Action!

To do or not to do

THE OHW
2 min readDec 10, 2017

By seyi river

I am often asked how the story for One Hit Wonder came about. The inspirations for the story are manifold and diverse but a couple of them are worthy of mention.

The first is the millennia-old seven hundred verse Hindu text the Bhagavad-Gita, in which a trepidatious warrior-prince, Arjuna, rides his chariot to an epic battle against his cousins after his family (Pandava) and theirs (Kaurava) have failed to agree upon who should assume the throne to the kingdom.

This will be no ordinary battle, for on the opposing side are not only his cousins, but also close friends and teachers. Arjuna is being forced to wage a bloody campaign against his loved ones.

As he looks out to the battlefield and the mighty armies assembled, Arjuna’s dejection and foreboding grow exponentially. He protests to his charioteer and teacher the god Krishna, about the senselessness of the carnage about to happen. He lays his weapons down and makes the decision to quit.

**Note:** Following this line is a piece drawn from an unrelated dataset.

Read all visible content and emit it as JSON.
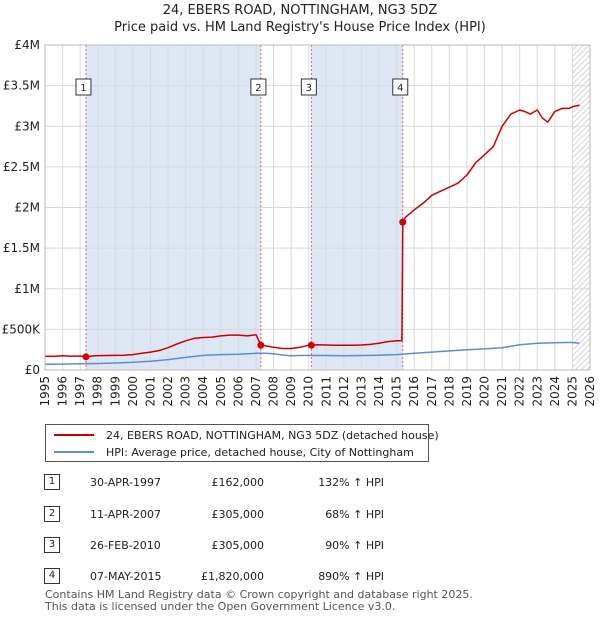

Krishna’s reaction is swift, he counsels:

Why this cowardice
in time of crisis, Arjuna?
The coward is ignoble, shameful,
foreign to the ways of heaven.

Don’t yield to impotence!
It is unnatural in you!
Banish this petty weakness from your heart.
Rise to the fight, Arjuna!

And thus, throughout the text, Krishna lays out the case for why going through with this battle is the highest noble choice and the only one Arjuna should make. The battlefield is an allegory for life. Do we act, can we afford not to? Is inaction not itself a form of action?

PS: I am not a Hindu, just a fan of the sublime and powerful text in the translation by Barbara Stoler Miller - which in my opinion is itself a work of art (my ripped copy pictured above).

The second inspiration comes from my experience as a creator — ideas and characters often jostle in the mind to be granted preferred status on the creative schedule. It is a constant mental barrage of “stuff” demanding first choice and action, all with consequences and outcomes, one of which is potential failure. You can’t do it all, so choice followed by action becomes the central determining factor to execution.

In One Hit Wonder, the protagonist Adam is going through a personal life-altering battle after receiving a devastating review for his second book. His first was a world class hit. Having fallen so far, will Adam take action to remedy the setback or is the blow too intense and is he satisfied to be a one hit wonder?